The student will have to demonstrate basic knowledge regarding the chronological articulation of the different stages of artistic production in Late Antiquity and of the main characteristics of the various stylistic currents thanks to a correct reading and understanding of the textbooks;

must be able to apply the knowledge acquired in such a way as to be able, through appropriate arguments, to compare and possibly correlate monuments and artefacts of different geographic, chronological or client areas;

must demonstrate the ability to develop independent judgments with respect to controversial issues from an attribution or chronological point of view, through the collection and critical examination of the data deemed useful;

will have to demonstrate autonomy and display effectiveness in communicating the notions and concepts assimilated during the lessons and in the study;

will have to refine those learning skills necessary to undertake the study of artistic production subsequent to Late antiquity.
 

Teaching Material

The teaching material prepared by the lecturer in addition to recommended textbooks (such as for instance slides, lecture notes, exercises, bibliography) and communications from the lecturer specific to the course can be found inside the Moodle platform › blended.uniurb.it

Teaching, Attendance, Course Books and Assessment

Teaching

Frontal lessons

Course books

A. Cameron, Storia dell’età tardoantica, Milano Jaca Book 1992.

Palazzi e residenze aristocratiche della tarda antichità, a collection of essays to be found inside the Moodle platform.

Assessment

The exam will consist of an oral test based on the verification of the learning of the study text; in the test will be used the images contained in the textbook and the power points shown during the lessons.
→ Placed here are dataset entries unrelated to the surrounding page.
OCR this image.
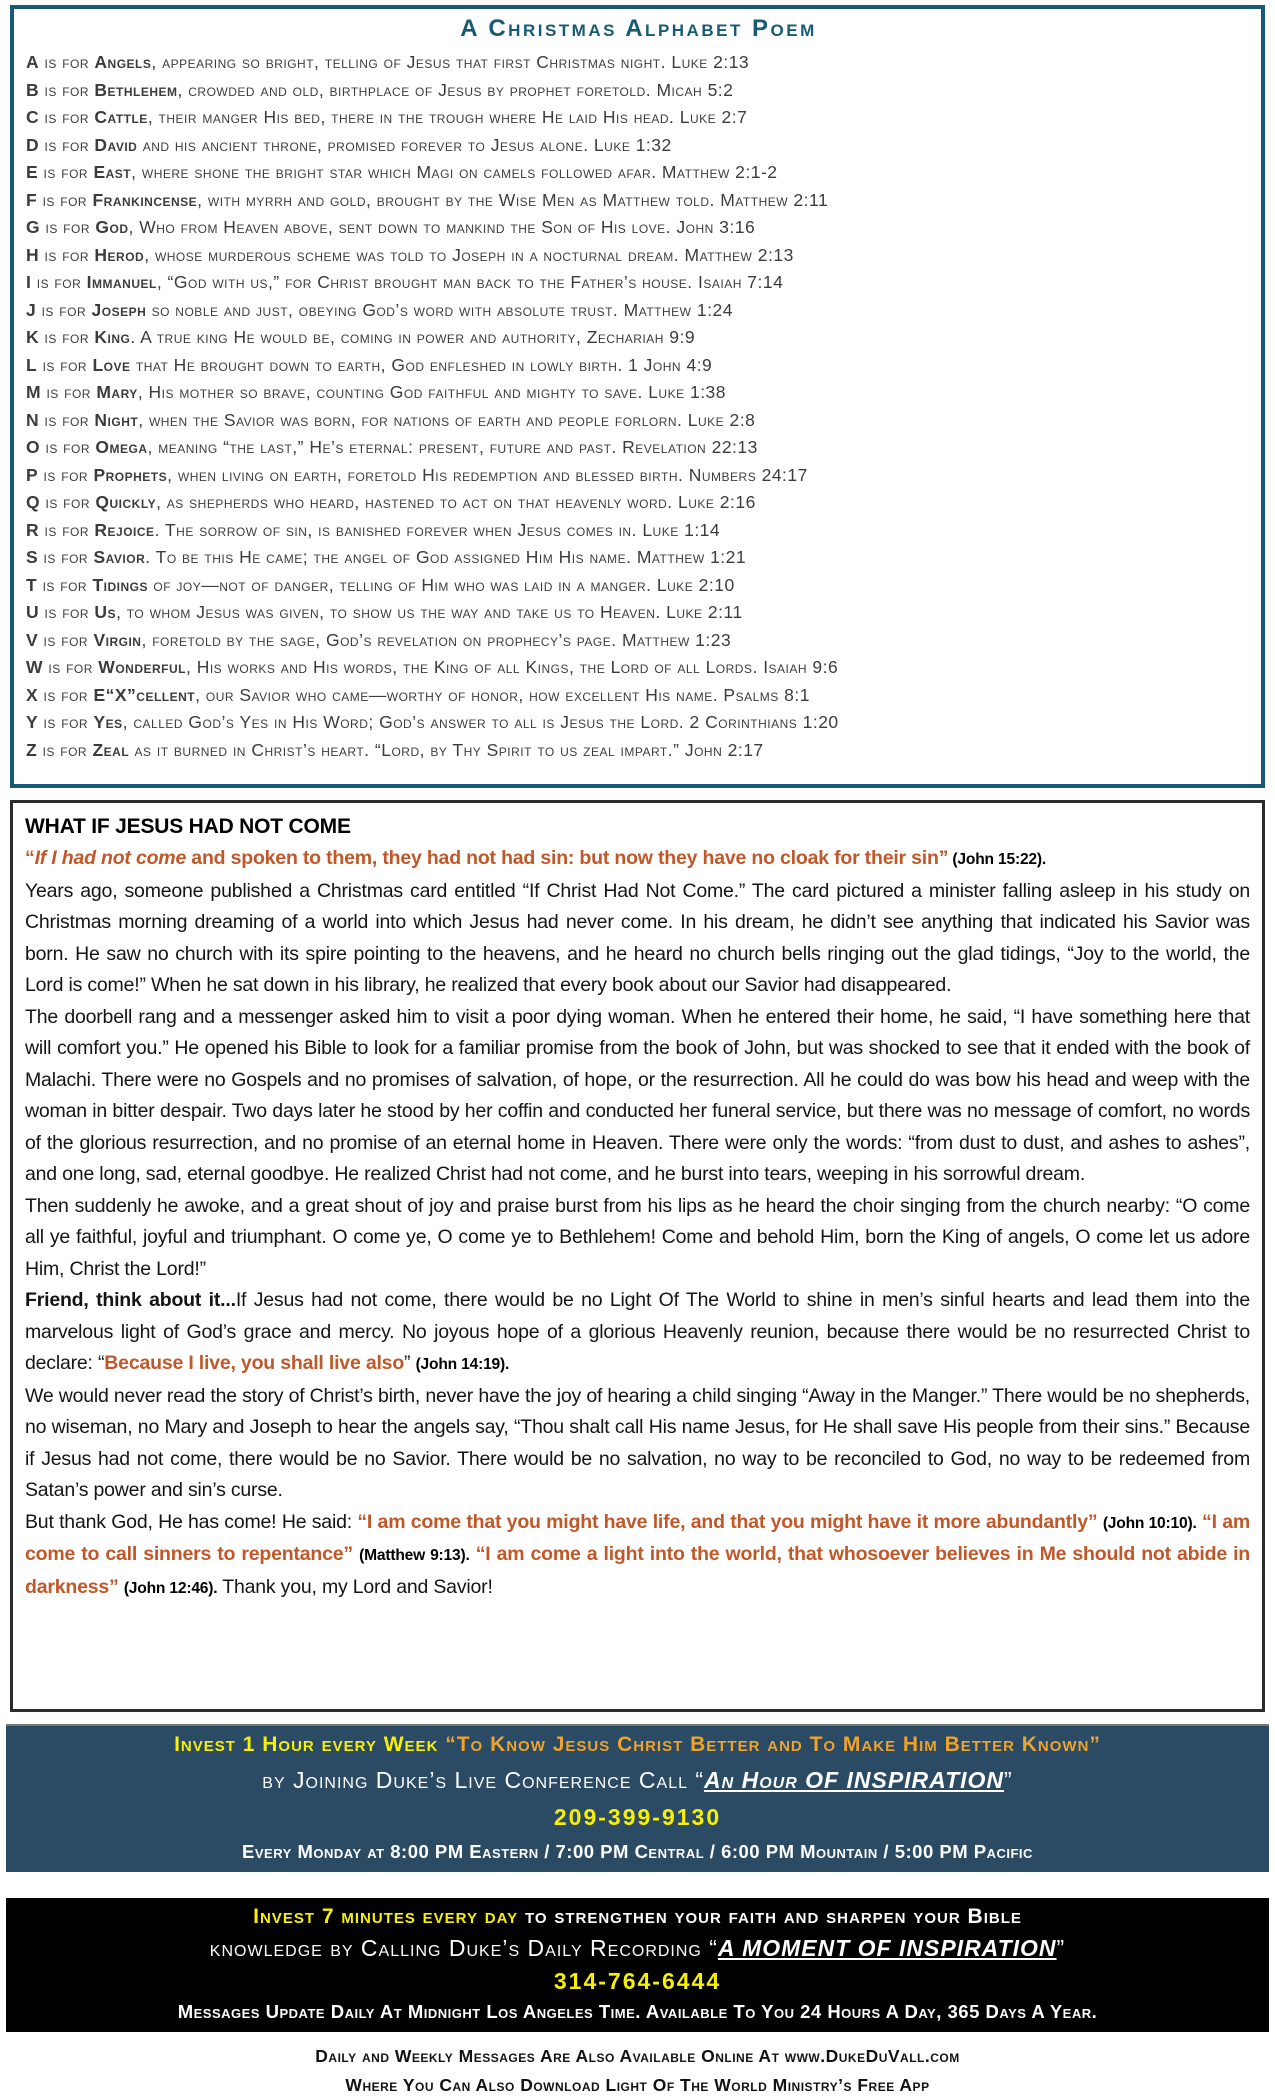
A Christmas Alphabet Poem
A is for Angels, appearing so bright, telling of Jesus that first Christmas night. Luke 2:13
B is for Bethlehem, crowded and old, birthplace of Jesus by prophet foretold. Micah 5:2
C is for Cattle, their manger His bed, there in the trough where He laid His head. Luke 2:7
D is for David and his ancient throne, promised forever to Jesus alone. Luke 1:32
E is for East, where shone the bright star which Magi on camels followed afar. Matthew 2:1-2
F is for Frankincense, with myrrh and gold, brought by the Wise Men as Matthew told. Matthew 2:11
G is for God, Who from Heaven above, sent down to mankind the Son of His love. John 3:16
H is for Herod, whose murderous scheme was told to Joseph in a nocturnal dream. Matthew 2:13
I is for Immanuel, “God with us,” for Christ brought man back to the Father’s house. Isaiah 7:14
J is for Joseph so noble and just, obeying God’s word with absolute trust. Matthew 1:24
K is for King. A true king He would be, coming in power and authority, Zechariah 9:9
L is for Love that He brought down to earth, God enfleshed in lowly birth. 1 John 4:9
M is for Mary, His mother so brave, counting God faithful and mighty to save. Luke 1:38
N is for Night, when the Savior was born, for nations of earth and people forlorn. Luke 2:8
O is for Omega, meaning “the last,” He’s eternal: present, future and past. Revelation 22:13
P is for Prophets, when living on earth, foretold His redemption and blessed birth. Numbers 24:17
Q is for Quickly, as shepherds who heard, hastened to act on that heavenly word. Luke 2:16
R is for Rejoice. The sorrow of sin, is banished forever when Jesus comes in. Luke 1:14
S is for Savior. To be this He came; the angel of God assigned Him His name. Matthew 1:21
T is for Tidings of joy—not of danger, telling of Him who was laid in a manger. Luke 2:10
U is for Us, to whom Jesus was given, to show us the way and take us to Heaven. Luke 2:11
V is for Virgin, foretold by the sage, God’s revelation on prophecy’s page. Matthew 1:23
W is for Wonderful, His works and His words, the King of all Kings, the Lord of all Lords. Isaiah 9:6
X is for E“X”cellent, our Savior who came—worthy of honor, how excellent His name. Psalms 8:1
Y is for Yes, called God’s Yes in His Word; God’s answer to all is Jesus the Lord. 2 Corinthians 1:20
Z is for Zeal as it burned in Christ’s heart. “Lord, by Thy Spirit to us zeal impart.” John 2:17
WHAT IF JESUS HAD NOT COME
“If I had not come and spoken to them, they had not had sin: but now they have no cloak for their sin” (John 15:22).
Years ago, someone published a Christmas card entitled “If Christ Had Not Come.” The card pictured a minister falling asleep in his study on Christmas morning dreaming of a world into which Jesus had never come. In his dream, he didn’t see anything that indicated his Savior was born. He saw no church with its spire pointing to the heavens, and he heard no church bells ringing out the glad tidings, “Joy to the world, the Lord is come!” When he sat down in his library, he realized that every book about our Savior had disappeared.
The doorbell rang and a messenger asked him to visit a poor dying woman. When he entered their home, he said, “I have something here that will comfort you.” He opened his Bible to look for a familiar promise from the book of John, but was shocked to see that it ended with the book of Malachi. There were no Gospels and no promises of salvation, of hope, or the resurrection. All he could do was bow his head and weep with the woman in bitter despair. Two days later he stood by her coffin and conducted her funeral service, but there was no message of comfort, no words of the glorious resurrection, and no promise of an eternal home in Heaven. There were only the words: “from dust to dust, and ashes to ashes”, and one long, sad, eternal goodbye. He realized Christ had not come, and he burst into tears, weeping in his sorrowful dream.
Then suddenly he awoke, and a great shout of joy and praise burst from his lips as he heard the choir singing from the church nearby: “O come all ye faithful, joyful and triumphant. O come ye, O come ye to Bethlehem! Come and behold Him, born the King of angels, O come let us adore Him, Christ the Lord!”
Friend, think about it...If Jesus had not come, there would be no Light Of The World to shine in men’s sinful hearts and lead them into the marvelous light of God’s grace and mercy. No joyous hope of a glorious Heavenly reunion, because there would be no resurrected Christ to declare: “Because I live, you shall live also” (John 14:19).
We would never read the story of Christ’s birth, never have the joy of hearing a child singing “Away in the Manger.” There would be no shepherds, no wiseman, no Mary and Joseph to hear the angels say, “Thou shalt call His name Jesus, for He shall save His people from their sins.” Because if Jesus had not come, there would be no Savior. There would be no salvation, no way to be reconciled to God, no way to be redeemed from Satan’s power and sin’s curse.
But thank God, He has come! He said: “I am come that you might have life, and that you might have it more abundantly” (John 10:10). “I am come to call sinners to repentance” (Matthew 9:13). “I am come a light into the world, that whosoever believes in Me should not abide in darkness” (John 12:46). Thank you, my Lord and Savior!
Invest 1 Hour every Week “To Know Jesus Christ Better and To Make Him Better Known”
by Joining Duke’s Live Conference Call “An Hour OF INSPIRATION”
209-399-9130
Every Monday at 8:00 PM Eastern / 7:00 PM Central / 6:00 PM Mountain / 5:00 PM Pacific
Invest 7 minutes every day to strengthen your faith and sharpen your Bible
knowledge by Calling Duke’s Daily Recording “A MOMENT OF INSPIRATION”
314-764-6444
Messages Update Daily At Midnight Los Angeles Time. Available To You 24 Hours A Day, 365 Days A Year.
Daily and Weekly Messages Are Also Available Online At www.DukeDuVall.com
Where You Can Also Download Light Of The World Ministry’s Free App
These power points will be made available by the teacher by uploading them to the Moodle platform›blended.uniurb.it where students can freely consult and download them.

In the course of the assessment, the student, to merit a sufficient evaluation, will have to demonstrate that he has assimilated the fundamental concepts and notions; rewarding elements for a higher evaluation will be the ability to link together certain components of the program, to understand the different readings proposed by scholars regarding specific critical nodes, to know how to exercise their own evaluation with respect to the various problems raised, to finally demonstrate mastery in the use of specific language.

Disability and Specific Learning Disorders (SLD)

Students who have registered their disability certification or SLD certification with the Inclusion and Right to Study Office can request to use conceptual maps (for keywords) during exams.

To this end, it is necessary to send the maps, two weeks before the exam date, to the course instructor, who will verify their compliance with the university guidelines and may request modifications.

Additional Information for Non-Attending Students

Teaching

Individual study

Course books

A. Cameron, Storia dell’età tardoantica, Milano Jaca Book 1992.

I. Baldini Lippolis, L’architettura residenziale nelle città tardoantiche, Roma 2005.

Assessment

The exam will consist of an oral test based on the verification of the learning of the study texts; in the test the images contained in the textbooks will be used.

In the course of the assessment, the student, to merit a sufficient evaluation, will have to demonstrate that he has assimilated the fundamental concepts and notions; rewarding elements for a higher evaluation will be the ability to link together certain components of the program, to understand the different readings proposed by scholars regarding specific critical nodes, to know how to exercise their own evaluation with respect to the various problems raised, to finally demonstrate mastery in the use of specific language.

Disability and Specific Learning Disorders (SLD)

Students who have registered their disability certification or SLD certification with the Inclusion and Right to Study Office can request to use conceptual maps (for keywords) during exams.

To this end, it is necessary to send the maps, two weeks before the exam date, to the course instructor, who will verify their compliance with the university guidelines and may request modifications.